Invitado el Sáb Jun 06, 2015 11:55 pm

La mano de Ella descansaba sobre su vientre.
Hacía solo unos minutos que había amanecido y por la ventana se filtraban unos pálidos rayos de sol, propios de un día nublado que, con toda probabilidad, vería la lluvia más entrada la mañana.
Había despertado en esa posición, y no se había movido en un buen tiempo. Descansaba sobre la colcha de la cama, con la sabana cubriéndole menos de la mitad del cuerpo ya que se debía de haberse ido destapando a lo largo de la noche. Cuando el sueño se desvaneció, sentía su pelo enredado en su mano izquierda, descansando con la palma hacía arriba y la marca tenebrosa a centímetros de su cara, mientras que la derecha se encontraba sobre la tela sedosa de su camisón  oscuro. El dedo indice comenzó a hacer círculos sobre la tela, sobre el vientre, mientras los ojos azules miraban fijamente el techo color crema.
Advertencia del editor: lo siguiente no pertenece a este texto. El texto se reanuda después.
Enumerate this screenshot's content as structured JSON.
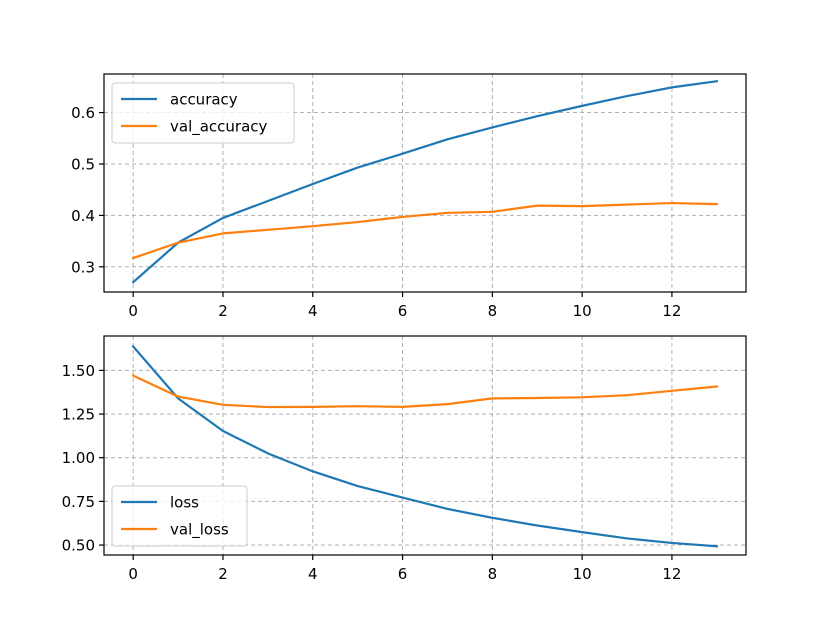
{
  "chart_data": [
    {
      "type": "line",
      "title": "",
      "xlabel": "",
      "ylabel": "",
      "xlim": [
        -0.65,
        13.65
      ],
      "ylim": [
        0.251,
        0.675
      ],
      "xticks": [
        0,
        2,
        4,
        6,
        8,
        10,
        12
      ],
      "xtick_labels": [
        "0",
        "2",
        "4",
        "6",
        "8",
        "10",
        "12"
      ],
      "yticks": [
        0.3,
        0.4,
        0.5,
        0.6
      ],
      "ytick_labels": [
        "0.3",
        "0.4",
        "0.5",
        "0.6"
      ],
      "grid": true,
      "legend_position": "top-left",
      "x": [
        0,
        1,
        2,
        3,
        4,
        5,
        6,
        7,
        8,
        9,
        10,
        11,
        12,
        13
      ],
      "series": [
        {
          "name": "accuracy",
          "color": "#1f77b4",
          "values": [
            0.27,
            0.347,
            0.395,
            0.428,
            0.461,
            0.493,
            0.52,
            0.548,
            0.571,
            0.593,
            0.613,
            0.632,
            0.649,
            0.661
          ]
        },
        {
          "name": "val_accuracy",
          "color": "#ff7f0e",
          "values": [
            0.317,
            0.347,
            0.365,
            0.372,
            0.379,
            0.387,
            0.397,
            0.405,
            0.407,
            0.419,
            0.418,
            0.421,
            0.424,
            0.422
          ]
        }
      ]
    },
    {
      "type": "line",
      "title": "",
      "xlabel": "",
      "ylabel": "",
      "xlim": [
        -0.65,
        13.65
      ],
      "ylim": [
        0.443,
        1.697
      ],
      "xticks": [
        0,
        2,
        4,
        6,
        8,
        10,
        12
      ],
      "xtick_labels": [
        "0",
        "2",
        "4",
        "6",
        "8",
        "10",
        "12"
      ],
      "yticks": [
        0.5,
        0.75,
        1.0,
        1.25,
        1.5
      ],
      "ytick_labels": [
        "0.50",
        "0.75",
        "1.00",
        "1.25",
        "1.50"
      ],
      "grid": true,
      "legend_position": "bottom-left",
      "x": [
        0,
        1,
        2,
        3,
        4,
        5,
        6,
        7,
        8,
        9,
        10,
        11,
        12,
        13
      ],
      "series": [
        {
          "name": "loss",
          "color": "#1f77b4",
          "values": [
            1.637,
            1.34,
            1.153,
            1.025,
            0.922,
            0.838,
            0.772,
            0.707,
            0.656,
            0.612,
            0.574,
            0.538,
            0.512,
            0.493
          ]
        },
        {
          "name": "val_loss",
          "color": "#ff7f0e",
          "values": [
            1.47,
            1.35,
            1.303,
            1.29,
            1.291,
            1.295,
            1.291,
            1.307,
            1.34,
            1.342,
            1.346,
            1.358,
            1.383,
            1.408
          ]
        }
      ]
    }
  ]
}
Recordaba aquel día como si hubiera sido el anterior. Podía sentir el dolor en su vientre, la sangre caliente cayendo por su sus piernas cada vez más paliduchas hasta llegar al suelo. Recordaba  estar manchando la alfombra sin que le importarse las manchas, la suciedad o el desorden que estaba provocando a su paso:
Casi sin poder andar, tambaleándose de un lado a otro, apoyándose en lo primer que encontraba, tiraba a su paso jarrones de caridad, sillas de madera, cuadros y cualquier cosa que se encontraba con sus manos.
Y mientras tanto su hijo estaba muriendo.
El pequeño cuyo rostro había visto en sus sueños, cuyo nombre ya sabía porque lo había adivinado, esta muriendo dentro de ella sin poder remediarlo. Ya era tarde para tratar de remediarlo, la verdad era tan clara que era un segundo dolor, unas crueles punzadas en su corazón que se sumaban a las de su vientre.
Tenía que haberlo previsto, tenía que haberlo visto...
Tenía, pero no lo hizo. Debió, pero falló.
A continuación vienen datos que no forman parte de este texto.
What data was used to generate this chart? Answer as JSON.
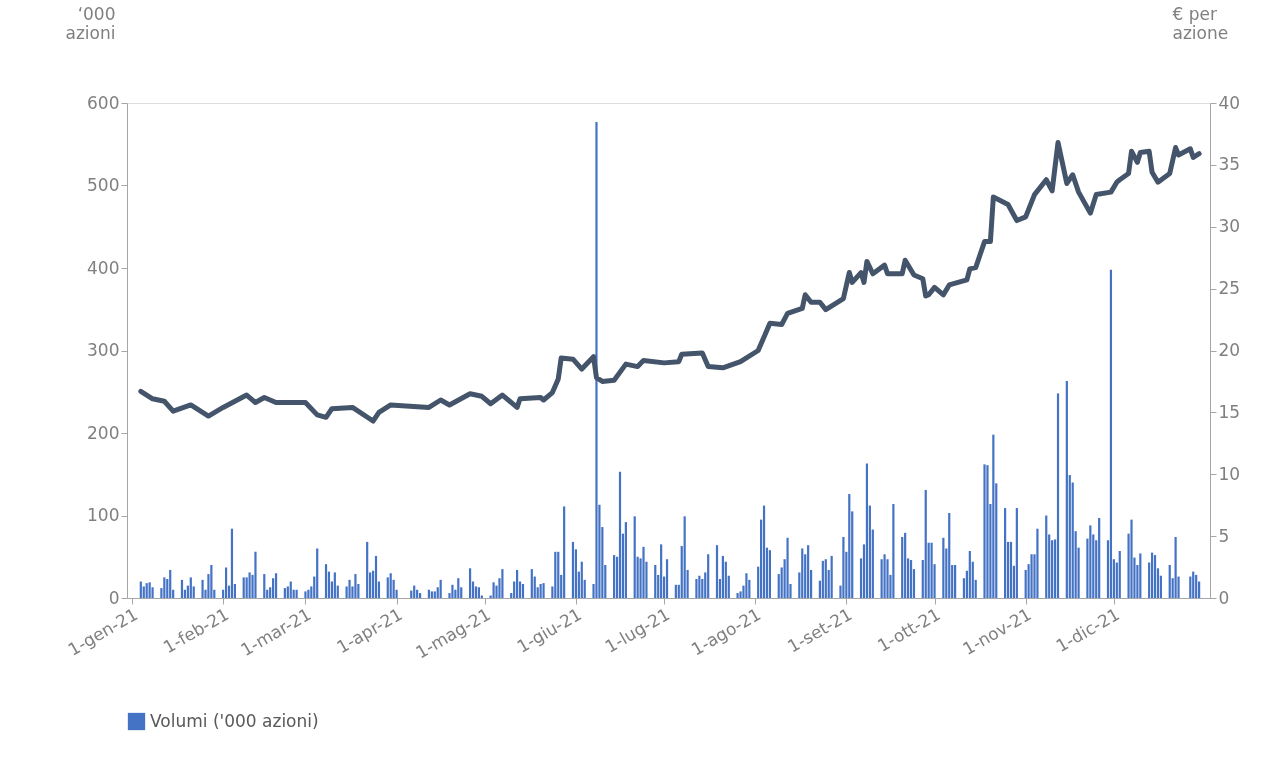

La lampara se hizo pedazos con un solo golpe de su puño. No solo partió en trozos la falda de cristal, sino que  también la vela apagada se vio mutilada y las dos partes rodaron hasta caer al suelo. Algunos pedazos se quedaron en su mano, añadiendo más heridas a su colección sin que ello le importase lo más mínimo. Sin que pudiera notar ese maldito dolor superficial.

· · ·
Llegó al cementerio después de que las lluvias previstas, con un ramo de flores recién cortadas de su propio jardín. Flores selectas cuidadas durante un año entero para descansar en la lápida de un niño no nacido, siempre a la misma hora. Al igual que los años anteriores desde el primer día, la túnica que la cubría era negra, con la cara al natural y un pequeño velo de tela oscura transparente y bordados.
Caminaba con parsimonía, tomándose su tiempo.
Las tumbas y sus huéspedes no se movían de sus sitio.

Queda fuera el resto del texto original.